Another area where the current situation has had a direct impact is on the group of Tamil National Alliance (TNA) MPs representing Batticaloa and Amparai districts. There are four from the former district and one from the latter. Last week, "Col. Karuna's" faction made it known that their five MPs would extend their support to the United People's Freedom Alliance (UPFA).

The five MPs made a written request to the Ministry of Defence for protection to come to Colombo for a meeting of all elected MPs of the TNA. This was being held at the residence of Gajan Ponnambalam, Jaffna district parliamentarian, at Gregory's Road. A large security contingent was assigned to the five member team. They escorted the parliamentarians to Colombo last Wednesday and were to return to their electorates the same day.

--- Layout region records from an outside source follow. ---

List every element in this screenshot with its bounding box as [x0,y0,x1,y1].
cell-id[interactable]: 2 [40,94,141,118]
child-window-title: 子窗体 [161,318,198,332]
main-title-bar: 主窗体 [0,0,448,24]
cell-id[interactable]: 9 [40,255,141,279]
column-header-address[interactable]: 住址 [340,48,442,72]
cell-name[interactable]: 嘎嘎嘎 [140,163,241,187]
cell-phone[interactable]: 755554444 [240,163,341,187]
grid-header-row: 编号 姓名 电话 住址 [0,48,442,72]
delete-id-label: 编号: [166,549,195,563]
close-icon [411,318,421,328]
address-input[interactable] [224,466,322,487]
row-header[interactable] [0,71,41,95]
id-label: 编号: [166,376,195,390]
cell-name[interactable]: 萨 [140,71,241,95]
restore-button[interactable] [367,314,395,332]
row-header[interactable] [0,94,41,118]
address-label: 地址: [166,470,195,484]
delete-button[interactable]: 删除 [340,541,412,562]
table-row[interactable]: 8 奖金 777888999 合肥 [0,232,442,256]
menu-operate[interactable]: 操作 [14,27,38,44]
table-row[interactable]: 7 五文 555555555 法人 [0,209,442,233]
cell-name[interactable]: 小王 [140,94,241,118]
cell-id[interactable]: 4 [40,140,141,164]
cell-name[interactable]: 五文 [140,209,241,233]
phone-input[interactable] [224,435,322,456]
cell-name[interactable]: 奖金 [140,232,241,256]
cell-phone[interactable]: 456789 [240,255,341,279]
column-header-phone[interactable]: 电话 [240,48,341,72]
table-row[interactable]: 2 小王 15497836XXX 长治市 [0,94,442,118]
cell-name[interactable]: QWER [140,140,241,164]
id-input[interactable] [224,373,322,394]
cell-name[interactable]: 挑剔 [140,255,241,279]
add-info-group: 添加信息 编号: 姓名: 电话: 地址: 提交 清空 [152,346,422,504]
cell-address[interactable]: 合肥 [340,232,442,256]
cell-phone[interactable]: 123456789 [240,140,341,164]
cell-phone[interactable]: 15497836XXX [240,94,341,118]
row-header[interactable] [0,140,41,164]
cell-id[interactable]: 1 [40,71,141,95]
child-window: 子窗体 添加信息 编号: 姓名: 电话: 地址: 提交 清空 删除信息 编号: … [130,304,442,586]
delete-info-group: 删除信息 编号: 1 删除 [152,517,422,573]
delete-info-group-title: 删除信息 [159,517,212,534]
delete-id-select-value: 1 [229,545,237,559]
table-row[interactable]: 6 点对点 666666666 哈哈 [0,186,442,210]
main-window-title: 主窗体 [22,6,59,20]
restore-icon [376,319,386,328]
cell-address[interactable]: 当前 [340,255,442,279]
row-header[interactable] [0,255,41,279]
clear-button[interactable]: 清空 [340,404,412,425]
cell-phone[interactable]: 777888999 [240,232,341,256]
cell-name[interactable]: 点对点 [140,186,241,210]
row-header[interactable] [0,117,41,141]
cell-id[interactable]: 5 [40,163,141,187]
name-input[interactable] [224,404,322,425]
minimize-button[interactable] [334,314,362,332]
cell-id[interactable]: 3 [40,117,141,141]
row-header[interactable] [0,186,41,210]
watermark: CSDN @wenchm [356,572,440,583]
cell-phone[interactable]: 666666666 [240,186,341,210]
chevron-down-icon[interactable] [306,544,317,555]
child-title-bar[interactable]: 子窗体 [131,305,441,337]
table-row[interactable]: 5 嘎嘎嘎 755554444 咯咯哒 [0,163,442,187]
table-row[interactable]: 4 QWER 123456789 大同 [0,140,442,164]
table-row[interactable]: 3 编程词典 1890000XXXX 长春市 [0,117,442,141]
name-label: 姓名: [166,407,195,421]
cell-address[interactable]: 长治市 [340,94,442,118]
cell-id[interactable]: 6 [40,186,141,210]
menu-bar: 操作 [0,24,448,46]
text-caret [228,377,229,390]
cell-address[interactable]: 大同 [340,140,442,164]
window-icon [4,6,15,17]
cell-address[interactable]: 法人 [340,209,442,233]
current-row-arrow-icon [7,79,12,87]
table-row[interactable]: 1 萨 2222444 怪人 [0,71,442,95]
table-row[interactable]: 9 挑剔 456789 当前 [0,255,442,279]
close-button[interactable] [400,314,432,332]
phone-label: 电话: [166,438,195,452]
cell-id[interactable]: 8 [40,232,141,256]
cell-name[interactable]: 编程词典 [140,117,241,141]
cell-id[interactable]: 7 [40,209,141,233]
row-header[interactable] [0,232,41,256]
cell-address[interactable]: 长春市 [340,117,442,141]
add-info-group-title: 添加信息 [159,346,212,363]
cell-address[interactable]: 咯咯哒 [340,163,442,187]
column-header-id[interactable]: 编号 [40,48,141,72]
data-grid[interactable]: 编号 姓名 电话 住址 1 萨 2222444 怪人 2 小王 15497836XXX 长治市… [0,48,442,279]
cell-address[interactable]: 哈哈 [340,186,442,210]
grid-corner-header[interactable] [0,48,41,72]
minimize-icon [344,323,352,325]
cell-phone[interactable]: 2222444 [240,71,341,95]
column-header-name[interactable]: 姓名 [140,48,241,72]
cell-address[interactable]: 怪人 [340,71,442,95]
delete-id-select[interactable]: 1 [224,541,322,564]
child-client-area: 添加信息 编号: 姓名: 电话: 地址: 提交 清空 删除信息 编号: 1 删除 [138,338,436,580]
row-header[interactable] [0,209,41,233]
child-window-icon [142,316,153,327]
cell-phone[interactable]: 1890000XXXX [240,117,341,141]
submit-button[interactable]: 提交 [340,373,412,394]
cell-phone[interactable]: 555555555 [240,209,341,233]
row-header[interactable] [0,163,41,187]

But their participation at the TNA meeting saw other developments. Trincomalee parliamentarian R. Sampanthan, now a staunch LTTE ally, telephoned Defence Secretary, Cyril Herath, to suggest that the large security contingent for the group of eastern MPs be pruned down. He received a snub. Some TNA Parliamentarians had been making preparations to transport the five eastern TNA MPs to Wanni to meet the LTTE leadership. In fact they were to be found accommodation overnight in a five star hotel in Colombo. But the security contingent escorted them that very night to Batticaloa and Amparai.

Now that "Col. Karuna's" fortunes are waning, the eastern Parliamentarians are sure to throw their lot with their Northern colleagues. In fact during deliberations with them, the eastern group did not dissent on decisions that were made to fight jointly for the Tamil cause.

Having secured a substantial part of the Batticaloa district, Tiger leader Velupillai Prabhakaran is now on the last phase of his hunt on "Col. Karuna." The seizure of terrain "Col. Karuna" held has no doubt helped the LTTE leadership in Wanni to regain control of the Batticaloa and Amparai districts and thus emerge stronger. At most "Col. Karuna" has been reduced to a position of defending himself. In doing so, he could only resort to using his troops to carry out small group attacks. But the question is for how long.

As a new Cabinet took office yesterday, the crucial issue of peace talks with the LTTE will be high priority in their agenda. Mr Prabhakaran, has emerged stronger after his Good Friday assault. He will no doubt find himself in a much stronger bargaining position than before at the peace talks. Militarily he is re-equipped and prepared if an Eelam War 4 is thrust on him. Politically, he has paved the way to unilaterally declare a separate state if peace talks fail.

These are issues a new Government will have to recognise. Allowing matters defence to drift aimlessly, like during the tenure of the United National Front, will be recipe for total disaster.